What is Angiogenesis?
Angiogenesis is the formation of new blood vessels.
The process involves the growth of endothelial cells, which line the inside walls of blood vessels.
Angiogenesis is a normal and vital process in growth and development, but it also plays a role in several diseases, including cancers.
A blood supply is necessary for tumors to grow beyond a few millimeters in size and transition from a benign state to a malignant one. In other words, angiogenesis is a cause for concern with tumors because it feeds and sustains them.
Without a proper blood supply, a tumor wouldn’t be able to grow beyond a certain size or spread, so scientists are trying to find ways to block tumor angiogenesis.
NFCR Research Highlights
Dr. Harold F. Dvorak, who received NFCR funding for over 30 years, discovered that tumor cells secrete a vascular endothelial growth factor (VEGF) and this discovery provided the molecular basis for the field of angiogenesis. Dr. Dvorak’s discovery helped pave the way for research on anti-angiogenesis treatments that can halt and even reverse tumor growth.

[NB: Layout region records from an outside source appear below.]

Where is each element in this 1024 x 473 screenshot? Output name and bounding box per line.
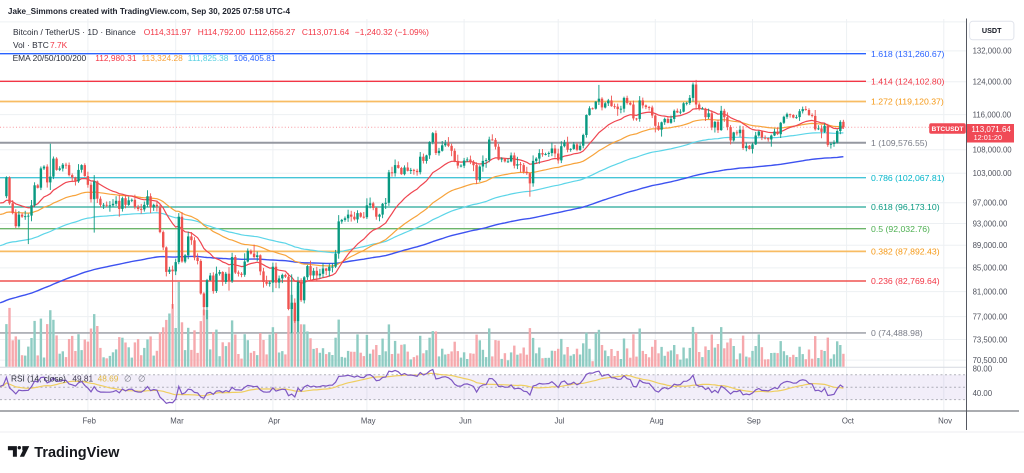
svg-text:1.618 (131,260.67): 1.618 (131,260.67) (871, 49, 945, 59)
svg-text:81,000.00: 81,000.00 (973, 287, 1008, 296)
svg-text:1 (109,576.55): 1 (109,576.55) (871, 138, 928, 148)
svg-text:116,000.00: 116,000.00 (973, 110, 1012, 119)
svg-text:Nov: Nov (938, 417, 952, 426)
svg-text:1.272 (119,120.37): 1.272 (119,120.37) (871, 97, 944, 107)
svg-text:TradingView: TradingView (34, 445, 120, 461)
svg-text:Bitcoin / TetherUS · 1D · Bina: Bitcoin / TetherUS · 1D · Binance O114,31… (13, 27, 429, 37)
svg-text:Apr: Apr (268, 417, 281, 426)
svg-text:89,000.00: 89,000.00 (973, 241, 1008, 250)
svg-text:Oct: Oct (842, 417, 855, 426)
svg-text:Jake_Simmons created with Trad: Jake_Simmons created with TradingView.co… (8, 7, 291, 16)
svg-text:80.00: 80.00 (973, 364, 993, 373)
svg-text:Jul: Jul (555, 417, 565, 426)
svg-text:40.00: 40.00 (973, 389, 993, 398)
svg-text:124,000.00: 124,000.00 (973, 78, 1013, 87)
svg-text:May: May (361, 417, 376, 426)
svg-text:0.618 (96,173.10): 0.618 (96,173.10) (871, 202, 940, 212)
svg-text:0.236 (82,769.64): 0.236 (82,769.64) (871, 276, 940, 286)
svg-text:0 (74,488.98): 0 (74,488.98) (871, 328, 923, 338)
svg-text:0.5 (92,032.76): 0.5 (92,032.76) (871, 224, 930, 234)
svg-text:BTCUSDT: BTCUSDT (932, 126, 965, 133)
svg-text:12:01:20: 12:01:20 (974, 133, 1002, 142)
svg-text:103,000.00: 103,000.00 (973, 169, 1013, 178)
svg-text:Aug: Aug (650, 417, 664, 426)
svg-text:93,000.00: 93,000.00 (973, 219, 1008, 228)
svg-text:77,000.00: 77,000.00 (973, 312, 1008, 321)
svg-text:Feb: Feb (82, 417, 96, 426)
svg-text:Vol · BTC7.7K: Vol · BTC7.7K (13, 40, 68, 50)
svg-text:73,500.00: 73,500.00 (973, 335, 1008, 344)
svg-text:97,000.00: 97,000.00 (973, 199, 1008, 208)
svg-text:132,000.00: 132,000.00 (973, 47, 1013, 56)
svg-text:70,500.00: 70,500.00 (973, 356, 1008, 365)
svg-text:Jun: Jun (459, 417, 472, 426)
svg-text:113,071.64: 113,071.64 (971, 125, 1011, 134)
svg-text:0.382 (87,892.43): 0.382 (87,892.43) (871, 247, 940, 257)
svg-text:1.414 (124,102.80): 1.414 (124,102.80) (871, 77, 945, 87)
svg-text:Sep: Sep (747, 417, 762, 426)
svg-text:0.786 (102,067.81): 0.786 (102,067.81) (871, 173, 945, 183)
svg-text:USDT: USDT (982, 26, 1002, 35)
svg-text:85,000.00: 85,000.00 (973, 264, 1008, 273)
svg-text:108,000.00: 108,000.00 (973, 146, 1013, 155)
svg-text:Mar: Mar (170, 417, 184, 426)
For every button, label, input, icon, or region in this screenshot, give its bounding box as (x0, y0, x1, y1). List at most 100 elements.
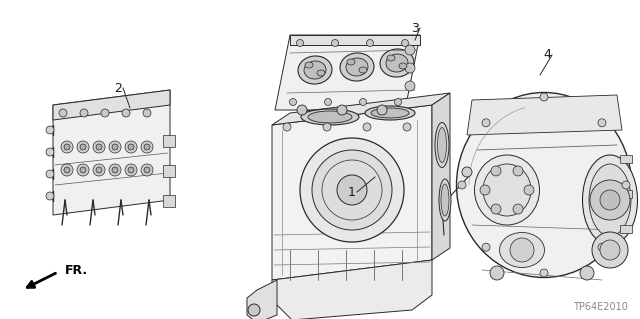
Ellipse shape (386, 54, 408, 72)
Ellipse shape (499, 233, 545, 268)
Circle shape (143, 109, 151, 117)
Circle shape (600, 190, 620, 210)
Ellipse shape (582, 155, 637, 245)
Circle shape (128, 144, 134, 150)
Circle shape (323, 123, 331, 131)
Circle shape (401, 40, 408, 47)
Polygon shape (53, 90, 170, 120)
Circle shape (283, 123, 291, 131)
Circle shape (462, 167, 472, 177)
Circle shape (46, 148, 54, 156)
Ellipse shape (308, 111, 352, 123)
Ellipse shape (371, 108, 409, 118)
Circle shape (80, 109, 88, 117)
Circle shape (59, 109, 67, 117)
Circle shape (482, 119, 490, 127)
Circle shape (248, 304, 260, 316)
Circle shape (458, 181, 466, 189)
Circle shape (125, 141, 137, 153)
Ellipse shape (301, 109, 359, 125)
Circle shape (510, 238, 534, 262)
Circle shape (101, 109, 109, 117)
Polygon shape (432, 93, 450, 260)
Circle shape (125, 164, 137, 176)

In 2004, the first VEGF-targeting anti-angiogenic drug Avastin® was approved by the FDA for the treatment of colorectal cancer, and, today, in addition to colorectal cancer, Avastin is approved for the treatment of non-small cell lung cancer, renal cell carcinoma (a type of kidney cancer), the aggressive brain cancer glioblastoma multiforme (GBM) and certain types of cervical and ovarian cancers. More than 280 clinical trials are currently investigating the use of Avastin in over 50 tumor types.
NFCR-funded scientist Dr. Rakesk Jain’s seminal research demonstrated that anti-angiogenic therapy works by normalizing the abnormal, leaky blood vessels that usually surround and penetrate tumors. This therapy improves the delivery of chemotherapy drugs, increases the oxygen content of cancer cells and makes radiation treatments more effective.
Dr. Jain is now focused on the role of angiogenesis in GBM, the deadliest form of brain cancer. Dr. Jain’s research is helping doctors better tailor the use of anti-angiogenic therapies by identifying the characteristics that cause resistance to anti-angiogenic therapy for GBM patients. Additionally, Dr. Jain and his team are aiming to identify molecular resistance pathways that may direct the development of new drugs that target these pathways and could extend the benefits of anti-angiogenic therapies for patients.